Want to style like Cornbread Cowboi? A peek inside SC influencer’s closet

Orry Lee has built a massive online following with his mix of humor and nostalgia on social media. But the man with more than 900,000 followers known as the Cornbread Cowboi has also become something of a fashion icon.

Lee has become recognized and recognizable for his outfits that call to mind a certain kind of Southern gentleman, with a taste for vintage clothes and a throwback look to the ‘70s or ‘80s that’s making a comeback in the digital age.

“I’ve never been into matching,” Lee said while looking through the clothes in his closet, contrasting a green hat with his white shirt. “You’d go to school, and get made fun of, like, ‘you’re not matching.’ ... but I’ve never followed trends. I still don’t.”

But Lee’s fashion sense started evolving as early as his school days when he started playing sports. When he got his team’s blue and yellow uniform, he insisted on getting blue cleats and wearing a yellow turtleneck underneath to complete the ensemble. He remembers naming football player and flashy dresser Deion Sanders as his “hero” in the fourth grade.

“A lot of my role models were athletes,” he said.

He credits his current style — showcased in Lee’s widely-viewed social media videos and heavy on vintage clothes and an old-school, blue-collar Southern aesthetic — with influences ranging from Hank Williams Jr. to his father and grandfather in the small town of Williston, S.C.

“I’ve always been my own person when it comes to style. It goes back to my roots,” Lee said. “I’m not dressed like I’m at a disco. I like country music”

He hopes that all of the attention on his videos on sites like Tiktok and Instagram, and the way he dresses in them, will inspire his male viewers to give a second look to how they dress. “I want to be, not a beacon of light to the Southern man, but I want to let you know you can take pride in how you dress,” Lee said.

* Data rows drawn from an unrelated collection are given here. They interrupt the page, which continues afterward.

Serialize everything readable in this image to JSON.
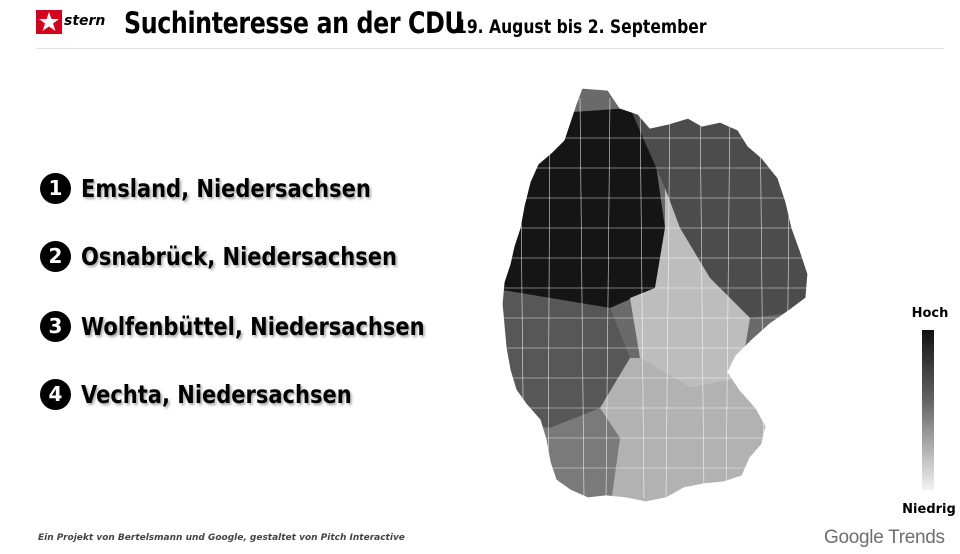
{
  "header": {
    "logo_text": "stern",
    "title": "Suchinteresse an der CDU",
    "subtitle": "19. August bis 2. September"
  },
  "ranking": [
    {
      "rank": "1",
      "label": "Emsland, Niedersachsen"
    },
    {
      "rank": "2",
      "label": "Osnabrück, Niedersachsen"
    },
    {
      "rank": "3",
      "label": "Wolfenbüttel, Niedersachsen"
    },
    {
      "rank": "4",
      "label": "Vechta, Niedersachsen"
    }
  ],
  "map": {
    "regions": [
      {
        "name": "north-west",
        "intensity": 0.95,
        "color": "#141414"
      },
      {
        "name": "north-east",
        "intensity": 0.75,
        "color": "#4a4a4a"
      },
      {
        "name": "west",
        "intensity": 0.7,
        "color": "#555555"
      },
      {
        "name": "central-east",
        "intensity": 0.3,
        "color": "#bdbdbd"
      },
      {
        "name": "south-west",
        "intensity": 0.55,
        "color": "#7a7a7a"
      },
      {
        "name": "south-east",
        "intensity": 0.35,
        "color": "#b0b0b0"
      }
    ]
  },
  "legend": {
    "high_label": "Hoch",
    "low_label": "Niedrig",
    "high_color": "#111111",
    "low_color": "#f2f2f2"
  },
  "footer": {
    "credit": "Ein Projekt von Bertelsmann und Google, gestaltet von Pitch Interactive",
    "brand": "Google Trends"
  }
}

During The State’s visit to Casa Cornbread, he wore a Richard Petty t-shirt and a Quaker State cap with a pair of snake-skin boots, a fairly typical Cornbread outfit. His closet features more shirts of Petty, Merle Haggard and Cale Yarborough (representing Timmonsville, S.C.), plus several takeoffs of Burt Reynolds — Smokey and the Bandit, Skoal Bandit Racing and the old Tampa Bay Bandits USFL team.

Lee finds some of his clothes in local thrift shops, which can often have a well-loved item at a bargain. But he also searches the internet for rare finds, and he has some custom-made and tailored items in his repertoire as well.

He says finding older clothes, either through thrift stores or online, tend to be longer lasting and more form-fitting than clothes today.

“It’s half-polyester, half-cotton, so it’s very stretchy,” Lee said. “When I tuck them in, they fit close to my body, it shows your shape, but it looks good.”

While Lee remembers older men being sticklers for grooming and appearance when he was growing up — “pull up your pants, tuck your shirt in” — he doesn’t see many men today worry as much about what they wear.

“It seems like a lot of guys don’t care about how they dress, or their wife buys their clothes,” he said. “But I call it looking good, and there are a lot of ways for men like myself to look good... and a manly way of dressing to take pride in how you look.”

It can take a while to compile a similar sartorial experience — “I didn’t start out with this closet of Southern gold,” Lee says — but it doesn’t have to be expensive. Lee said many of his clothes were bought for the price tag of a nice dress shirt at a major retailer, and “shirts back then were made to last a lifetime.”

That aesthetic informs the branded offerings at Lee’s own CornbreadCountryClub.com.

But other pieces are more specialized. Lee owns two belts emblazoned with his name and the word “Cornbread,” with his own logo designed by his brother. A family in El Paso made several pairs of cowboy boots for him, and his channel has a deal with BluBlocker sunglasses, which the Cowboi can be seen wearing in many of Lee’s videos.

“The way I feel is, when I buy a piece of clothing, like a belt, from an artist, you’re supporting that artist,” Lee said.

The men of South Carolina don’t have to dress exactly like the Cornbread Cowboi, but Lee hopes his curated closet encourages others to take a look at their own wardrobe, if only for their own enjoyment.

“If you look good, you feel good,” Lee said.